Sunday, November 26, 2006

Mustard Capital of the World, and a Great Chicken Dish

Dishes labeled “Dijon” usually mean “seasoned with mustard”, since the south-eastern French city of Dijon, in the heart of the former province of Burgundy, is famous for its mustard seed and its prepared mustard. The region is also famous for rich foods and fine wines, notably reds made from the Pinot Noir grape and whites from Chardonnay. The dish below combines all three features of Burgundian cuisine: richness, mustard, and wine. And this dish will go well with a full-bodied Chardonnay or a medium-bodied Pinot Noir or Beaujolais.

While in France, Dijon simply means the center for mustard, as it has for centuries, "Dijon mustard" came to popularity in the US 20 to 30 years ago when fancy vinegars (remember raspberry?) and mustards became trendy among the chefs and the young urban professionals of the time.

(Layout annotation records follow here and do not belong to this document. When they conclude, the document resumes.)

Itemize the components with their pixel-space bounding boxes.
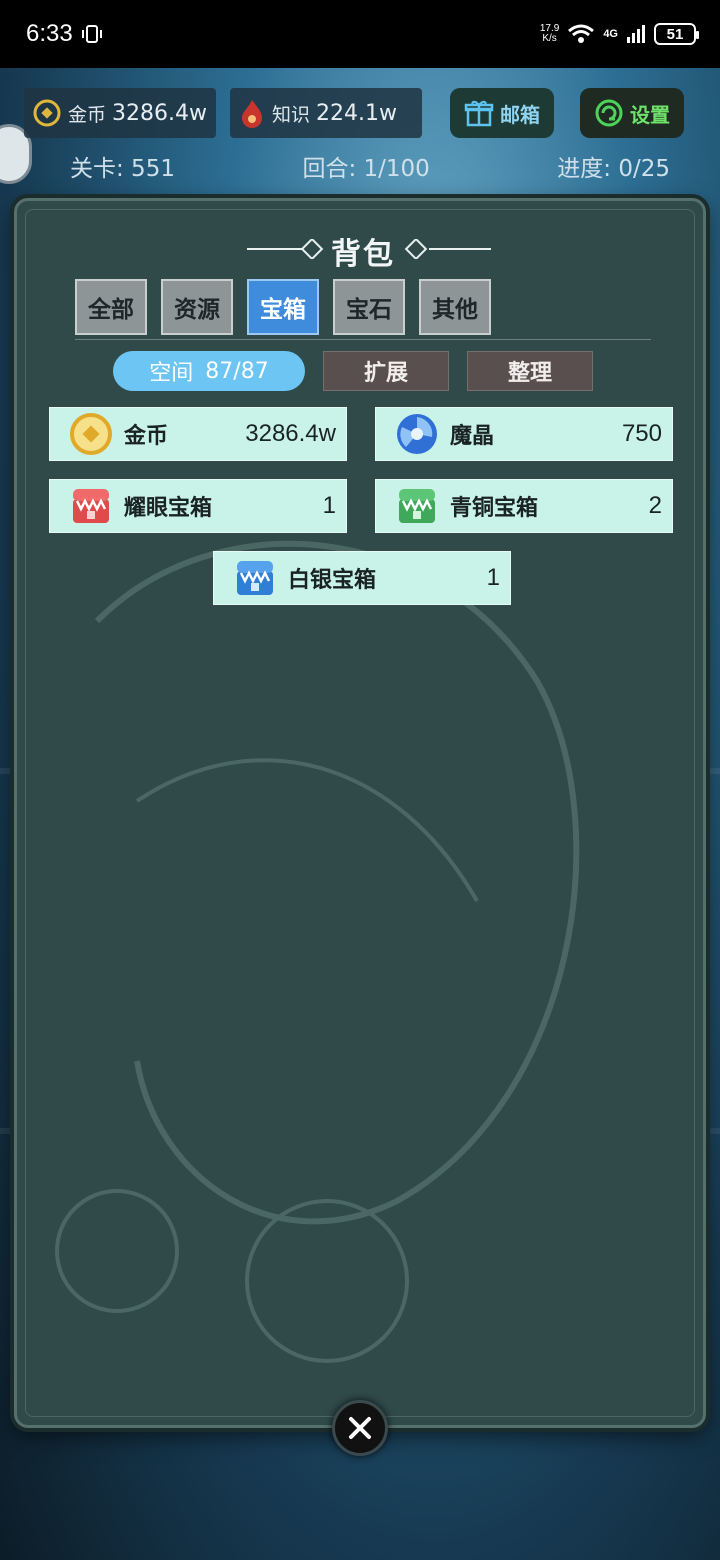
magic-crystal-icon [397,414,437,454]
flame-icon [242,100,262,128]
tab-gems[interactable]: 宝石 [333,279,405,335]
panel-title: 背包 [331,237,395,272]
space-indicator: 空间 87/87 [113,351,305,391]
gold-counter: 金币 3286.4w [24,88,216,138]
tab-chests[interactable]: 宝箱 [247,279,319,335]
mailbox-button[interactable]: 邮箱 [450,88,554,138]
inventory-item-bronze-chest[interactable]: 青铜宝箱 2 [375,479,673,533]
inventory-item-dazzling-chest[interactable]: 耀眼宝箱 1 [49,479,347,533]
settings-icon [595,99,623,127]
gift-icon [464,100,494,127]
game-status-row: 关卡: 551 回合: 1/100 进度: 0/25 [70,146,670,186]
progress-text: 进度: 0/25 [557,156,670,182]
status-time: 6:33 [26,20,73,47]
gold-coin-icon [70,413,112,455]
close-button[interactable] [332,1400,388,1456]
tab-other[interactable]: 其他 [419,279,491,335]
network-type: 4G [603,28,618,40]
status-bar: 6:33 17.9 K/s 4G 51 [0,0,720,68]
gold-coin-icon [33,99,61,127]
close-icon [349,1417,371,1439]
wifi-icon [568,24,595,43]
tab-resources[interactable]: 资源 [161,279,233,335]
knowledge-counter: 知识 224.1w [230,88,422,138]
signal-icon [627,25,645,43]
inventory-item-magic-crystal[interactable]: 魔晶 750 [375,407,673,461]
inventory-item-gold[interactable]: 金币 3286.4w [49,407,347,461]
tab-divider [75,339,651,340]
sort-button[interactable]: 整理 [467,351,593,391]
net-speed: 17.9 K/s [539,23,560,44]
title-ornament-right [404,239,491,259]
green-chest-icon [399,489,435,523]
battery-icon: 51 [654,23,699,45]
backpack-panel: 背包 全部 资源 宝箱 宝石 其他 空间 87/87 扩展 整理 金币 3286… [14,198,706,1428]
expand-button[interactable]: 扩展 [323,351,449,391]
vibrate-icon [81,25,102,43]
inventory-item-silver-chest[interactable]: 白银宝箱 1 [213,551,511,605]
blue-chest-icon [237,561,273,595]
tab-all[interactable]: 全部 [75,279,147,335]
level-text: 关卡: 551 [70,156,175,182]
round-text: 回合: 1/100 [302,156,430,182]
category-tabs: 全部 资源 宝箱 宝石 其他 [75,279,491,335]
settings-button[interactable]: 设置 [580,88,684,138]
red-chest-icon [73,489,109,523]
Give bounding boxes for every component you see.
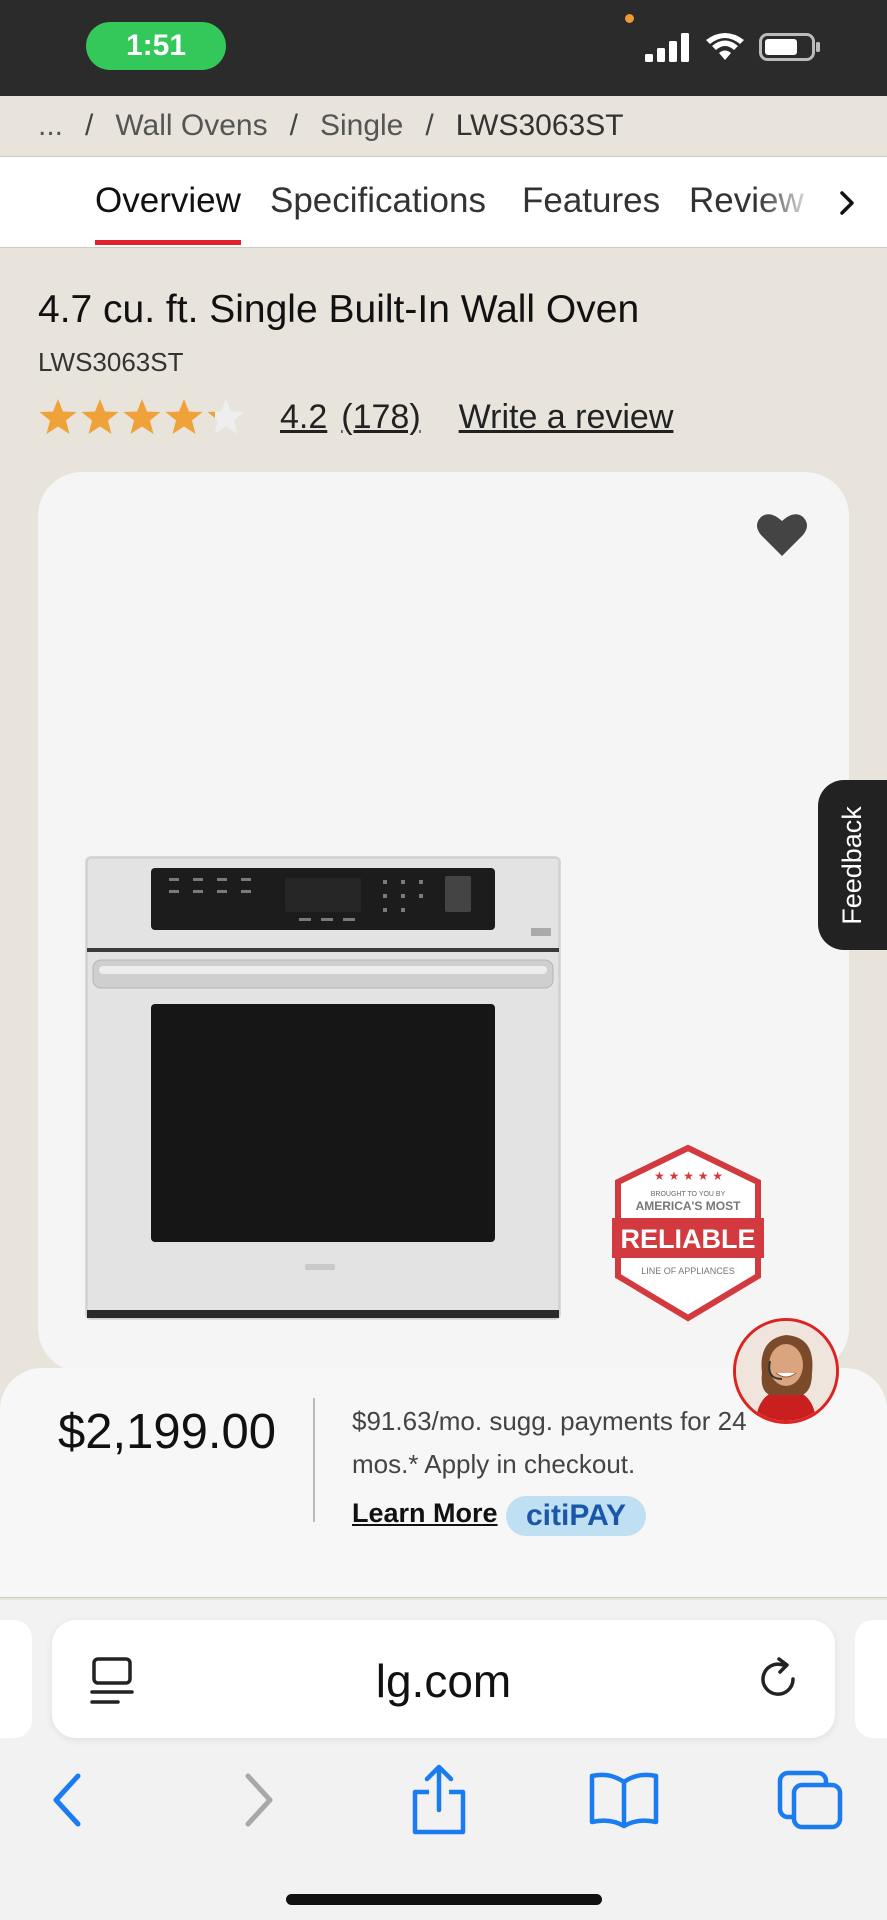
product-price: $2,199.00 xyxy=(58,1405,276,1459)
share-button[interactable] xyxy=(399,1760,479,1840)
home-indicator xyxy=(286,1894,602,1905)
breadcrumb-item-single[interactable]: Single xyxy=(320,109,403,143)
tab-specifications[interactable]: Specifications xyxy=(270,181,486,221)
reload-icon xyxy=(761,1657,795,1696)
breadcrumb-separator: / xyxy=(289,109,298,142)
badge-line1: BROUGHT TO YOU BY xyxy=(651,1191,726,1198)
svg-text:★ ★ ★ ★ ★: ★ ★ ★ ★ ★ xyxy=(654,1169,723,1183)
tabs-fade xyxy=(757,157,817,247)
agent-avatar-icon xyxy=(736,1321,836,1421)
reliable-badge-image: ★ ★ ★ ★ ★ BROUGHT TO YOU BY AMERICA'S MO… xyxy=(612,1144,764,1322)
write-review-link[interactable]: Write a review xyxy=(459,398,674,437)
badge-line4: LINE OF APPLIANCES xyxy=(641,1266,735,1276)
chat-agent-button[interactable] xyxy=(733,1318,839,1424)
browser-chrome: lg.com xyxy=(0,1600,887,1920)
tab-features[interactable]: Features xyxy=(522,181,660,221)
tab-overview[interactable]: Overview xyxy=(95,181,241,221)
oven-product-image xyxy=(85,856,561,1320)
breadcrumb-ellipsis[interactable]: ... xyxy=(38,109,63,143)
breadcrumb-current: LWS3063ST xyxy=(455,109,624,142)
star-icon xyxy=(207,399,245,434)
product-tabs: Overview Specifications Features Review xyxy=(0,156,887,248)
rating-stars[interactable] xyxy=(38,397,246,437)
feedback-tab[interactable]: Feedback xyxy=(818,780,887,950)
status-time: 1:51 xyxy=(86,22,226,70)
cellular-signal-icon xyxy=(645,33,689,62)
bookmarks-button[interactable] xyxy=(584,1760,664,1840)
breadcrumb-separator: / xyxy=(425,109,434,142)
browser-toolbar xyxy=(0,1760,887,1850)
star-icon xyxy=(165,399,203,434)
share-icon xyxy=(412,1764,466,1835)
price-divider xyxy=(313,1398,315,1522)
tabs-overview-button[interactable] xyxy=(770,1760,850,1840)
url-text: lg.com xyxy=(375,1655,512,1707)
product-model: LWS3063ST xyxy=(38,347,184,377)
active-tab-indicator xyxy=(95,240,241,245)
breadcrumb-item-wall-ovens[interactable]: Wall Ovens xyxy=(115,109,267,143)
star-icon xyxy=(123,399,161,434)
review-count-link[interactable]: (178) xyxy=(341,398,420,437)
learn-more-link[interactable]: Learn More xyxy=(352,1498,498,1529)
feedback-label: Feedback xyxy=(837,805,868,925)
payment-text: $91.63/mo. sugg. payments for 24 mos.* A… xyxy=(352,1406,747,1479)
breadcrumb: ... / Wall Ovens / Single / LWS3063ST xyxy=(0,96,887,156)
forward-arrow-icon xyxy=(245,1773,273,1827)
next-tab-preview[interactable] xyxy=(855,1620,887,1738)
product-title: 4.7 cu. ft. Single Built-In Wall Oven xyxy=(38,288,640,331)
tabs-scroll-right-button[interactable] xyxy=(827,179,867,227)
reload-button[interactable] xyxy=(753,1654,803,1709)
status-bar: 1:51 xyxy=(0,0,887,96)
back-button[interactable] xyxy=(28,1760,108,1840)
badge-line3: RELIABLE xyxy=(621,1224,756,1254)
star-icon xyxy=(81,399,119,434)
forward-button[interactable] xyxy=(218,1760,298,1840)
breadcrumb-separator: / xyxy=(85,109,94,142)
rating-row: 4.2 (178) Write a review xyxy=(38,392,673,442)
heart-icon xyxy=(757,514,807,556)
book-icon xyxy=(589,1772,659,1829)
citipay-logo: citiPAY xyxy=(506,1496,646,1536)
status-icons xyxy=(645,32,821,62)
rating-value-link[interactable]: 4.2 xyxy=(280,398,327,437)
privacy-indicator-dot xyxy=(625,14,634,23)
address-bar[interactable]: lg.com xyxy=(52,1620,835,1738)
tabs-icon xyxy=(777,1770,843,1830)
star-icon xyxy=(39,399,77,434)
wifi-icon xyxy=(706,33,744,60)
wishlist-button[interactable] xyxy=(756,512,808,563)
back-arrow-icon xyxy=(53,1773,81,1827)
badge-line2: AMERICA'S MOST xyxy=(636,1199,742,1213)
previous-tab-preview[interactable] xyxy=(0,1620,32,1738)
page: 1:51 ... / Wall Ovens / Single / LWS3063… xyxy=(0,0,887,1920)
battery-icon xyxy=(759,33,820,61)
chevron-right-icon xyxy=(840,191,854,215)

But it was the skillful marketing of Grey Poupon that was the driver of the fancy mustard fad and relief from the nasty yellow paste that (to me at least) is only good on a hotdog smothered with sweet relish. The key thing about a real Dijon mustard is the absence of turmeric, the slightly acrid yellow spice that dominates the traditional American mustard. (Grey Poupon also uses white wine in their mixture.) Unfortunately some American manufacturers claiming to make "Dijon mustard", including Emeril, have started slipping turmeric back into their mixes. Check the label. Any of the French mustards are good, but are expensive. Kroger's own brand of Dijon mustard is actually pretty reasonable, both in taste and in price.

Chicken Breasts Dijonnaise Tim
(serves six)

3/4-inch chunk of a stick of butter
6 boneless, skinless chicken breast halves
Wooden toothpicks, not colored
2 tablespoons flour
1/2 teaspoon salt, plus more to taste
1/4 teaspoon black pepper
2 tablespoons butter for frying
1 tablespoon olive or canola oil for frying
2/3 cup white wine, such as chardonnay
1/2 teaspoon sugar
1/3 cup sour cream or heavy cream
4 teaspoons Dijon mustard, smooth or whole grain "Ancienne" style
Finely minced parsley for garnish

Warm the oven to about 175 degrees.

Cut 3 slices (1/4-inch thick) from a stick of butter. Lay them flat on a piece of waxed paper and cut each in half. Place in the freezer 5-10 minutes to harden.

Trim away excess fat and any tough parts of the chicken breasts. Pat them dry with paper towels. For each chicken breast, insert a sharp knife from the thicker side into the middle to make a pocket, and immediately slide in a frozen piece of butter. Seal the opening by skewering the flesh together with half a toothpick. Mix the flour with 1/2 teaspoon of the salt plus the pepper on a plate. Lightly dust the chicken pieces with the mixture. If not ready to cook the chicken, refrigerate it at this point.

In a large non-stick frying pan, heat the butter and oil together over medium heat. Fry the chicken pieces, turning occasionally, until golden on all sides, about 10-15 minutes. Test the chicken for doneness by sticking the end of a knife into a thick part and twist the knife gently. No pinkness should remain in the meat or in the juices. When done, remove the chicken to a warm oven.

To make the sauce, add the wine to deglaze the frying pan over medium heat, stirring well to get the crusty bits mixed into the wine. Add 1/4 teaspoon of salt plus the sugar. Simmer until the wine is reduced by half. Remove the pan from the heat. With a whisk or fork, stir in the sour cream or heavy cream plus the mustard until smooth. Taste and add salt, if necessary.

Arrange the chicken pieces on a warm serving platter or on individual plates. Either pull the toothpicks out with tongs, or warn the diners about them! Spoon the sauce over the chicken breasts and lightly dust them with finely minced parsley. Serve accompanied with buttered and lightly parsleyed potatoes or egg noodles.